Carp, somewhat despised by Bingham County fishermen, arrived in area streams when introduced by settlers who, like the carp, weren't native.
Carp were already in Idaho streams in 1888, Judge Stout's ranch at Alkali Creek (north of Glenn's Ferry) already sporting two foot long specimens at his pond. They were prolific enough in 1901that the Idaho Legislature permitted seining of carp, as well as salmon, sturgeon and charr. They had become so common that by WWI a New York firm called for thirty tons of carp a week from Idaho fishermen. Idaho Governor Alexander opened up seining for all fish species in Idaho during the war effort, which was draining meat supplies for troops, with the stipulation that no fish could be transported out of Idaho, instead had to be sold in-state at a price not to exceed fifteen cents a pound.
Citizens at that time regularly ate the now-lowly carp, in 1923 Nampa residents taking eight hundred pounds of fish seined from Lake Lowell--another eight hundred pounds had been stolen at the bank of the reservoir from the seiners. Complaints of carp (mistakenly thought to be buffalo carp by some) in the American Falls reservoir arose just five years after its 1926 construction.
Boise customers weren't complaining about carp in 1943, when meat markets there introduced the fish as a product. The State Fish and Game had distributed their catch, part of the rough fish removal project, to two retailers, who sold out the entire stock at thirty five cents a pound. The State charged only the cost of removal. A five pound carp, it was said, yielded a pound and a half of fillets.
Californian J.A. Poppe successfully introduced carp into the West in 1872 when he brought five fish from Holstein, Germany. Attempts in 1830 to stock the fish in North America had failed, but Poppe's fish reproduced rapidly. 31 Idaho applicants received 686 fish from the US Fish Commission in 1886 and the the carp's success here began. Scan the latter part of the article below for famed fisherman Izaak Walton's recipe for carp.
A million pounds of carp were seined from Idaho reservoirs in 1966, a $38,000 take at the time. Seiners took fish from C.J. Strike, Murtaugh, Blackfoot and American Falls Reservoirs. An Aberdeen enterprise run by the Chapple family reportedly seined the American Falls Reservoir from at least 1938 to 1981, marketing the carp on the West Coast where prejudice against the fish hadn't yet reached. They seined at Hull Springs, two miles south of Springfield, for many years.
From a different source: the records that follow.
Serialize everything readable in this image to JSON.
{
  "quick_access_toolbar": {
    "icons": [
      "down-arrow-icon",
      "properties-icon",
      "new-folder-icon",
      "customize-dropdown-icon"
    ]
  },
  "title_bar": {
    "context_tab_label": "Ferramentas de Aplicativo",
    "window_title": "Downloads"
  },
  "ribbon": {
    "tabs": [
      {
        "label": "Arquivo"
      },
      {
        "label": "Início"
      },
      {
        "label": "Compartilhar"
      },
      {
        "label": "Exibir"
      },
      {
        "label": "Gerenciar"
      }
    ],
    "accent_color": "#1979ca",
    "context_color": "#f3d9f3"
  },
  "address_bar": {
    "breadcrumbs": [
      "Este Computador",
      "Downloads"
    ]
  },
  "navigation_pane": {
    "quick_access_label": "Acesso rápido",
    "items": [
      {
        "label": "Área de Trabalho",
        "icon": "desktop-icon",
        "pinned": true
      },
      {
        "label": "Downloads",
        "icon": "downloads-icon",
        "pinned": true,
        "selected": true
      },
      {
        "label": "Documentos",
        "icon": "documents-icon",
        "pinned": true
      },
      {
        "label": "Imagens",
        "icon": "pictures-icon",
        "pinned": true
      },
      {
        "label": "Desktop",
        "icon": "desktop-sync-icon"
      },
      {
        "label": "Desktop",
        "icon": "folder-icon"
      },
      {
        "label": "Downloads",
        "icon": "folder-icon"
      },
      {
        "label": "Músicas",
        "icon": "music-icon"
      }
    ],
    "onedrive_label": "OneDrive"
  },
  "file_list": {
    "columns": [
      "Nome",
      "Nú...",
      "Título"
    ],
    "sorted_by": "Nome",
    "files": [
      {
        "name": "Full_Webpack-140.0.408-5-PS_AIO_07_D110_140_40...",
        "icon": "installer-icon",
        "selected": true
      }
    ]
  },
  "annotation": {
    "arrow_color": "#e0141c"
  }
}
Idaho Carp were advertised at a Fresno meat market in 1975. Carp were a big seller in the eastern states, too, comprising a large part of fresh water fish sales.
Though fisheries originally thought carp to be a harmless species, they found out otherwise, discovering that the mud feeding carp destroyed spawning grounds of other species and competed with food supplies. Local sportsman despise the carp, despite it being a fierce-fighting fish, preferring other species like trout, and though they may wish for its eradication from local streams and lakes few believe it possible, its numbers being so omnipresent.